Why it matters: Hundreds of residents are pushing back and asking Moreno to reverse course.
The big picture: Moreno's administration laid off several members of the city's Office of Resilience and Sustainability. A new executive order says the initiatives will be spread across all city departments.
- "We need more than just a small little office to work on climate and resiliency issues," Moreno told reporters Tuesday. "In every city department, we have to be thinking about these things."
- Moreno also said she wasn't happy with the ongoing delays in reopening Lincoln Beach, which is under the purview of the office.
Yes, but: The layoffs sparked immediate pushback. A Change.org petition calling for Moreno to save the office has more than 1,400 signatures.

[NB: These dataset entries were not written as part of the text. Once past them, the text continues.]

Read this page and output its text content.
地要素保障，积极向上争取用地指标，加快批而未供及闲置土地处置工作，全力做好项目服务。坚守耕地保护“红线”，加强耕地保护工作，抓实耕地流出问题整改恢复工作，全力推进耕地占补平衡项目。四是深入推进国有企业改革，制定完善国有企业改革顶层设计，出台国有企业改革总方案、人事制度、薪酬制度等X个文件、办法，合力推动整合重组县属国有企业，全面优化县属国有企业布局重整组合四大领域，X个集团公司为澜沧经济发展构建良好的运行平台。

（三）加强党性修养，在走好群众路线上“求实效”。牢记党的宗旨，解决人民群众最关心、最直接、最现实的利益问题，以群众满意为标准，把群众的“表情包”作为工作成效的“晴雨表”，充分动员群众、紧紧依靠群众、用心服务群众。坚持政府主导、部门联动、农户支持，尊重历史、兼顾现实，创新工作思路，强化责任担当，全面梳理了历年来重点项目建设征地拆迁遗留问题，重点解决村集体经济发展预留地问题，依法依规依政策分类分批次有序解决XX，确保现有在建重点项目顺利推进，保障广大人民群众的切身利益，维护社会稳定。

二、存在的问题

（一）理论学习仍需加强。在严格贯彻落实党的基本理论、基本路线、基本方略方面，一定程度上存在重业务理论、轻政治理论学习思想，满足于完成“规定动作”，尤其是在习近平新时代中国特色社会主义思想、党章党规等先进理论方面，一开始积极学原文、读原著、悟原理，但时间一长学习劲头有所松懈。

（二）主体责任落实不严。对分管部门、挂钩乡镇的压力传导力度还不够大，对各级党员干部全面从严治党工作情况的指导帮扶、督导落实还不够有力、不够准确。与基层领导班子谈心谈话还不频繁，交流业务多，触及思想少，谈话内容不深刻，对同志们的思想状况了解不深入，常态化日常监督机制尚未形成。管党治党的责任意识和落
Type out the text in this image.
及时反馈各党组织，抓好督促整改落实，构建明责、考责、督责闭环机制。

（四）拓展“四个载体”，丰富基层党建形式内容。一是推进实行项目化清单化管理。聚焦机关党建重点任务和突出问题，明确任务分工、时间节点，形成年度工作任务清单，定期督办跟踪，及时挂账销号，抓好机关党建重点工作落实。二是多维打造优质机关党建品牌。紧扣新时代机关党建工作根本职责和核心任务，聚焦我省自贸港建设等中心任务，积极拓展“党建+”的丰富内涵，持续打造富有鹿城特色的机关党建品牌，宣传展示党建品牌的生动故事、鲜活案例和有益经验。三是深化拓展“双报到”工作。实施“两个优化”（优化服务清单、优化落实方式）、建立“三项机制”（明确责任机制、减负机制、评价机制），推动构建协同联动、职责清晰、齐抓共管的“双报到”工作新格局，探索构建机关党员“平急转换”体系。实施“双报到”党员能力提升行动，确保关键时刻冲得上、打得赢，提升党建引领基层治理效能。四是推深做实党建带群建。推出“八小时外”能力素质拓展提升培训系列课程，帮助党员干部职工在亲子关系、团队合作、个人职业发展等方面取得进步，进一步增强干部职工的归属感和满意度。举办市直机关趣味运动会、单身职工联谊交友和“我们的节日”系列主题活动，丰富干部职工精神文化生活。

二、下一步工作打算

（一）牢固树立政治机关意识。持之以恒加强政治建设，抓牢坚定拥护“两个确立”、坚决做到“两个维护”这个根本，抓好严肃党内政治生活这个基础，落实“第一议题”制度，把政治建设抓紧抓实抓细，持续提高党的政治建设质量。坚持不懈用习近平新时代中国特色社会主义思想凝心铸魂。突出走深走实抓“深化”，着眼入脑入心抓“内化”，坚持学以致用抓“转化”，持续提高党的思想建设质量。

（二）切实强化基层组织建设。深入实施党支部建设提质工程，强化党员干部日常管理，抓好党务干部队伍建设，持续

- The petition organizers held a press conference Wednesday saying they feel the move deprioritizes the city's climate change work.
- "What I worry most about is that we proceed with this plan [and] projects fall behind or to the wayside," says Jackson Voss, one of the organizers. "I have a hard time seeing how a lot of the city employees could just add that to their plate if we're reducing staff capacity."
- Chris Lang, one of the laid-off staffers, echoed Voss' concerns, saying he and his colleagues didn't have time to hand off their work.
What she's saying: "I get that there might be some people who are upset," Moreno said Tuesday.
- "But I ask this — give me a shot to show you that there is actually a better way to do it and a way to actually work more urgently on these issues, because these are issues that I very much care about."
Zoom in: Joe Giarrusso, Moreno's new chief administrative officer who is now in charge of the climate office, tells Axios he hadn't heard from the petition organizers directly and that it's unlikely the administration will reverse course.
- "ORS is not being disbanded," he says. "It is being redirected."
- The restructuring is a change in strategy and a result of budget cuts.
- The administration is focused on preserving public safety and city services, he says. It is laying off about 125 employees and furloughing nonessential employees for a day every two weeks.